暧昧SAP关系
Neither do I find SAP guys stupid or silly when we are only hanging out as good platonic friends, although there can be Very Exasperating Moments. But they are mostly hilarious more than anything. Think Minxiu. Who is in Shanghai now and can’t comment.
But. When the line becomes increasingly indistinctive, when it seems a relationship is growing beyond that of the platonic, and it involves an SAP guy, usually, things get annoyingly complex.
SAP guys (I really don’t know why, but I wish they could be otherwise) are prone to being risk-averse, and/or repressed to the extent it is near to impossible to confirm how they feel towards the girl. And hypothetically, if the girl is someone like me, who does not, cannot and will not take them seriously until they actually articulate it (and that means I stand firmly by the belief and premise that we are only good platonic friends unless he specifically protests and refutes and overthrows it), no matter how “obvious” signals can be, or encouraging things may seem, I suppose we come to a very dead end. There’s only so far teasing and flirting and furtive, knowing looks can take us, which is not very far, anyway. If you need me to be explicit, I can’t, ‘cos I’m a girl. I really do think you should stop making all these subtle moves that drag on into years, and just end the game. You know, like Checkmate! Then we can go on to play monopoly, or whatever that’s more exciting instead of toeing in circles. Boring version of footsie, really.
To quote myself in an earlier entry:
SAP guys suffer from a chronic disability: They can’t sustain your interest – they can’t hold you long enough. Or even if they appear to be interesting and interested, they send out such befuddled signals that you throw in the towel and run away. Basically, they don’t play by the rules, not because they are fun and adventurous, but because they have no idea what the rules are! That is oh-so-horrible – they don’t know where to start and what to do, and just throws you off and disorientates completely with their aimlessness and lack of oomph.

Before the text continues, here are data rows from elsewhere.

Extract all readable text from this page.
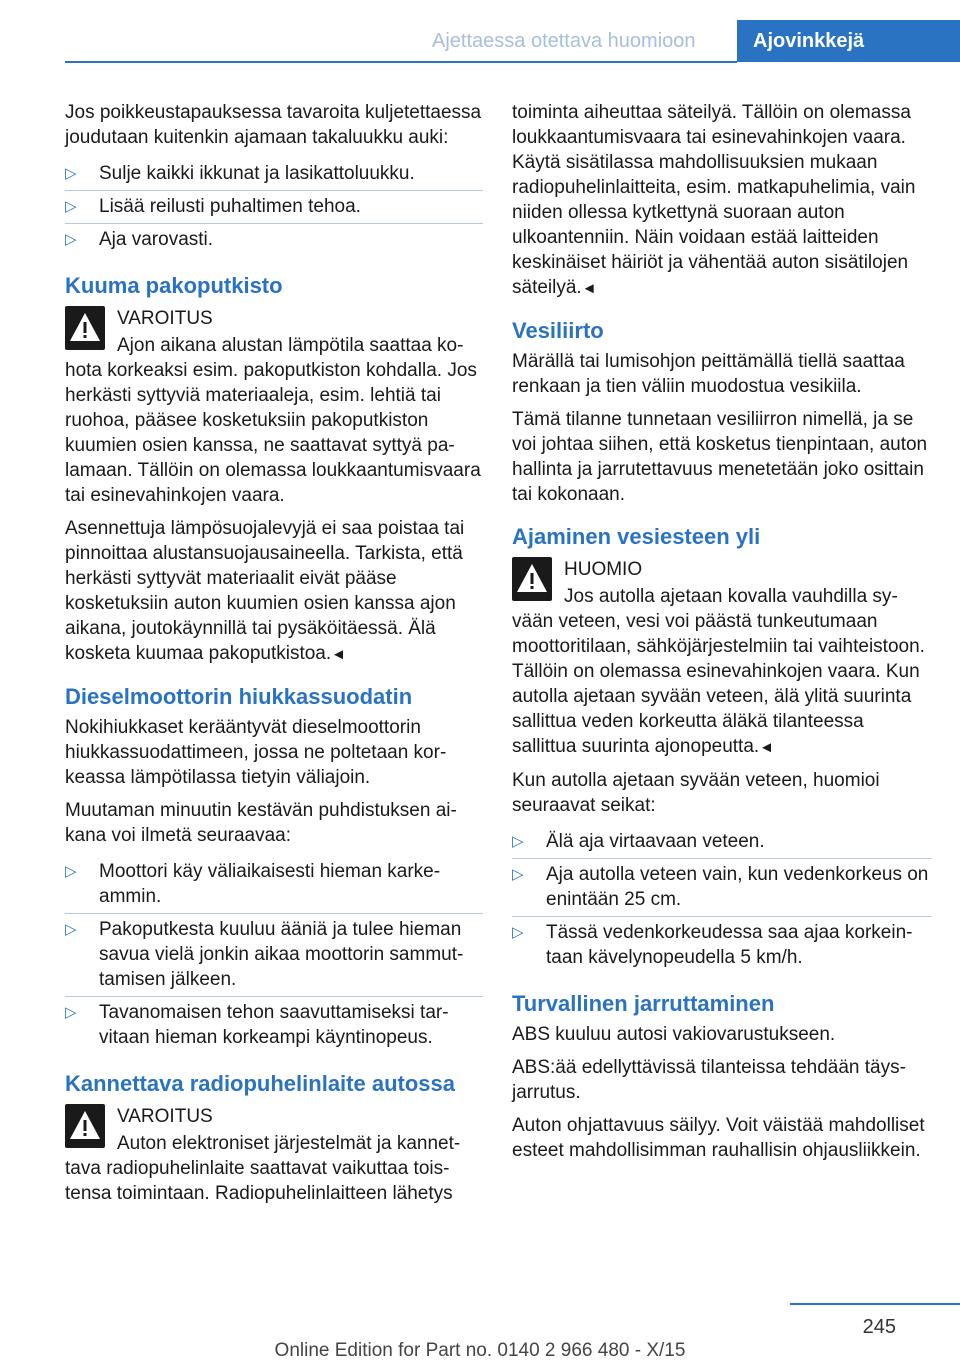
Ajettaessa otettava huomioon	Ajovinkkejä

Jos poikkeustapauksessa tavaroita kuljetettaessa joudutaan kuitenkin ajamaan takaluukku auki:

▷ Sulje kaikki ikkunat ja lasikattoluukku.
▷ Lisää reilusti puhaltimen tehoa.
▷ Aja varovasti.
Kuuma pakoputkisto
VAROITUS

Ajon aikana alustan lämpötila saattaa kohota korkeaksi esim. pakoputkiston kohdalla. Jos herkästi syttyviä materiaaleja, esim. lehtiä tai ruohoa, pääsee kosketuksiin pakoputkiston kuumien osien kanssa, ne saattavat syttyä palamaan. Tällöin on olemassa loukkaantumisvaara tai esinevahinkojen vaara.

Asennettuja lämpösuojalevyjä ei saa poistaa tai pinnoittaa alustansuojausaineella. Tarkista, että herkästi syttyvät materiaalit eivät pääse kosketuksiin auton kuumien osien kanssa ajon aikana, joutokäynnillä tai pysäköitäessä. Älä kosketa kuumaa pakoputkistoa.◄

Dieselmoottorin hiukkassuodatin

Nokihiukkaset kerääntyvät dieselmoottorin hiukkassuodattimeen, jossa ne poltetaan korkeassa lämpötilassa tietyin väliajoin.

Muutaman minuutin kestävän puhdistuksen aikana voi ilmetä seuraavaa:

▷ Moottori käy väliaikaisesti hieman karkeammin.
▷ Pakoputkesta kuuluu ääniä ja tulee hieman savua vielä jonkin aikaa moottorin sammuttamisen jälkeen.
▷ Tavanomaisen tehon saavuttamiseksi tarvitaan hieman korkeampi käyntinopeus.
Kannettava radiopuhelinlaite autossa
VAROITUS

Auton elektroniset järjestelmät ja kannettava radiopuhelinlaite saattavat vaikuttaa toistensa toimintaan. Radiopuhelinlaitteen lähetys

toiminta aiheuttaa säteilyä. Tällöin on olemassa loukkaantumisvaara tai esinevahinkojen vaara. Käytä sisätilassa mahdollisuuksien mukaan radiopuhelinlaitteita, esim. matkapuhelimia, vain niiden ollessa kytkettynä suoraan auton ulkoantenniin. Näin voidaan estää laitteiden keskinäiset häiriöt ja vähentää auton sisätilojen säteilyä.◄

Vesiliirto

Märällä tai lumisohjon peittämällä tiellä saattaa renkaan ja tien väliin muodostua vesikiila.

Tämä tilanne tunnetaan vesiliirron nimellä, ja se voi johtaa siihen, että kosketus tienpintaan, auton hallinta ja jarrutettavuus menetetään joko osittain tai kokonaan.

Ajaminen vesiesteen yli
HUOMIO

Jos autolla ajetaan kovalla vauhdilla syvään veteen, vesi voi päästä tunkeutumaan moottoritilaan, sähköjärjestelmiin tai vaihteistoon. Tällöin on olemassa esinevahinkojen vaara. Kun autolla ajetaan syvään veteen, älä ylitä suurinta sallittua veden korkeutta äläkä tilanteessa sallittua suurinta ajonopeutta.◄

Kun autolla ajetaan syvään veteen, huomioi seuraavat seikat:

▷ Älä aja virtaavaan veteen.
▷ Aja autolla veteen vain, kun vedenkorkeus on enintään 25 cm.
▷ Tässä vedenkorkeudessa saa ajaa korkeintaan kävelynopeudella 5 km/h.
Turvallinen jarruttaminen

ABS kuuluu autosi vakiovarustukseen.

ABS:ää edellyttävissä tilanteissa tehdään täysjarrutus.

Auton ohjattavuus säilyy. Voit väistää mahdolliset esteet mahdollisimman rauhallisin ohjausliikkein.

245
Online Edition for Part no. 0140 2 966 480 - X/15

Which means, I can find the SAP guy immensely appealing and attractive. And it seems we are embarking on a good thing. But the good thing never materialises because, well, because he forgets why he is playing chess in the first place? Somehow, it just doesn’t occur to him to checkmate when the going is still hot and heavy. When he finally plucks out enough guts to end the game officially, the odds are I would have left him and the game before that happens with my chess pieces still standing in cold indignation. What a waste of time. I can’t end the game, isn’t it obvious. You have to, and taking too long will just hasten my walking away from a game that’s a deadlock.
So when I wrote the following:
If I were to be critical, Mr Dimples beams way too much. It’s lethal because he’s blinding me. And he’s so towering! And so nice - so British are his well-mannered ways and sunny disposition. I don’t understand why he’s single. Must be because he was from a SAP school (mine). Even the whole scholar profile, with car, Masters from renowned UK university, very decent defense science career path and all sorts of other worthy, worldly facts can’t compensate for the sick sad SAP past. Eek.
&
Is he from a SAP background. If yes, then heed me, and flee the scene. Or you can continue to see him, but on a strictly no strings attached basis, purely for the pleasure of his company. Don’t even try to figure out his intentions or second guess. Trust me, he doesn’t know himself. He is CONFUSED & IN DENIAL. Attempting to go linear and interpret his gestures is just gonna drive you insane.
It really refers to how the SAP guy is horribly wishy-washy in acknowledging attraction and actively doing something about it, and making it head in a particular direction. It’s a very laidback kind of attitude, that puts the girl through unnecessary duress and stress. Totally avoidable.
As I was telling Lit Hons Grace over Japanese cuisine in Paragon just now, I used to have a very romantic view about such暧昧关系. That we can don’t speak about it directly, but the unspoken is understood and valued. No problem. And It really is A Sign of Trust, Faith and Devotion that we lead separate lives but keep each other closely in mind. It’s not Taking For Granted but a Test we can pass with flying colours because we are so in sync and strongly attached emotionally, that we wouldn’t have to bring it up. When the time is there, we can pick up very naturally from where we are. Of course, over the years, I take issue with the thought. And I have changed my mind. Oh, how I have changed.
For the record, I don’t find anything wrong at all with the SAP girls. I’m one myself. We are a very cool bunch.